HAIMOVITZ: Are you getting rained on?
MACHOVER: Some really big piece of water or liquid just fell on my shoulder.
HAIMOVITZ: It might be an idea [LAUGHS].
MACHOVER: Yeah, an idea, that’s right.
SHEPHERD: Under an umbrella, drinking tea, they talk about their next joint project.
MACHOVER: One idea is to create this…
SHEPHERD: Machover wants to design a new instrument made of giant strings and pipes. He wants Haimovitz to stand inside it and play his cello, so that his motions trigger notes and tones from the huge contraption.
MACHOVER: It just all of the sudden occurred to me that if we built a sculpture around you and the sculpture was literally strings that could be vibrated and maybe things that could be resonated and things that could be struck or hit and there wasn’t anything coming out of a loudspeaker.
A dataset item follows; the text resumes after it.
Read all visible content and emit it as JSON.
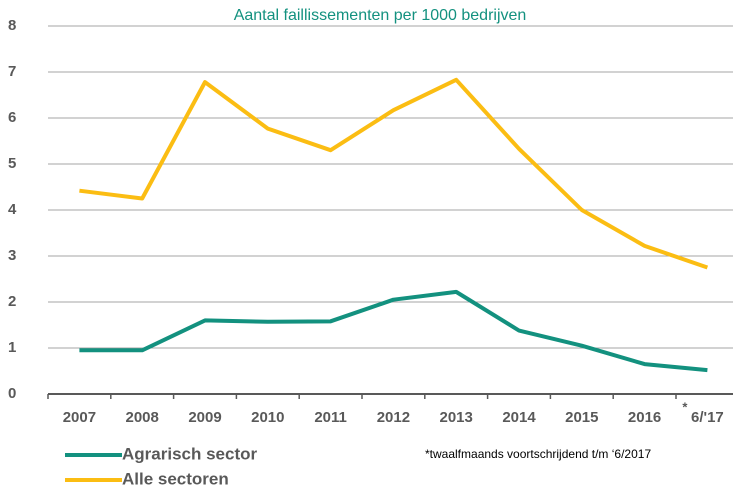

This was the instrument, this environment.
HAIMOVITZ: So this is also acting as a resonating chamber?
MACHOVER: I think resonance would be part of it.
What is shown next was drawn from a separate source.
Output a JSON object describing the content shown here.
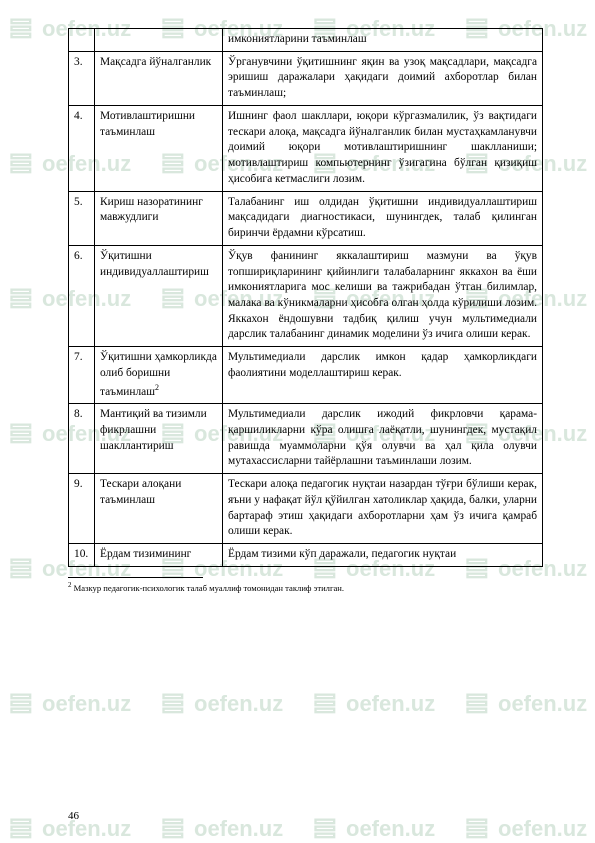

SHEPHERD: But Haimovitz is pushing for something different – he wants a new technology that will help him on tour, something that will add to the excitement of being in a small setting playing music that takes the audience to new places. In the end, Machover will want to try out both ideas.
MACHOVER: What can I do that uses all this emotion and thought that’s inside me that maybe not -- it’s hard to choose the right adjective -- it’s not better than what you could do just with a cello because Bach did everything you could ever want to do with a cello, but there is a different kind of a parallel path, a different kind of richness and complexity in this idea of rich life-changing activities that are also very direct. I think it’s exactly the same reason that I build these hyperinstruments.
SHEPHERD: For Machover’s next project he’ll put a new hyperscore-written piece on the Internet several months before a concert in San Diego. People can listen to his piece on the web, make changes to it, even compose their own versions.
MACHOVER: I also want to do this before I start writing this next opera. So, let’s get started.
HAIMOVITZ: Let’s get started.
SHEPHERD: Machover wants to start changing people’s lives immediately – while he’s drinking tea, while he’s living his abundant life. For Living on Earth, I’m Susan Shepherd.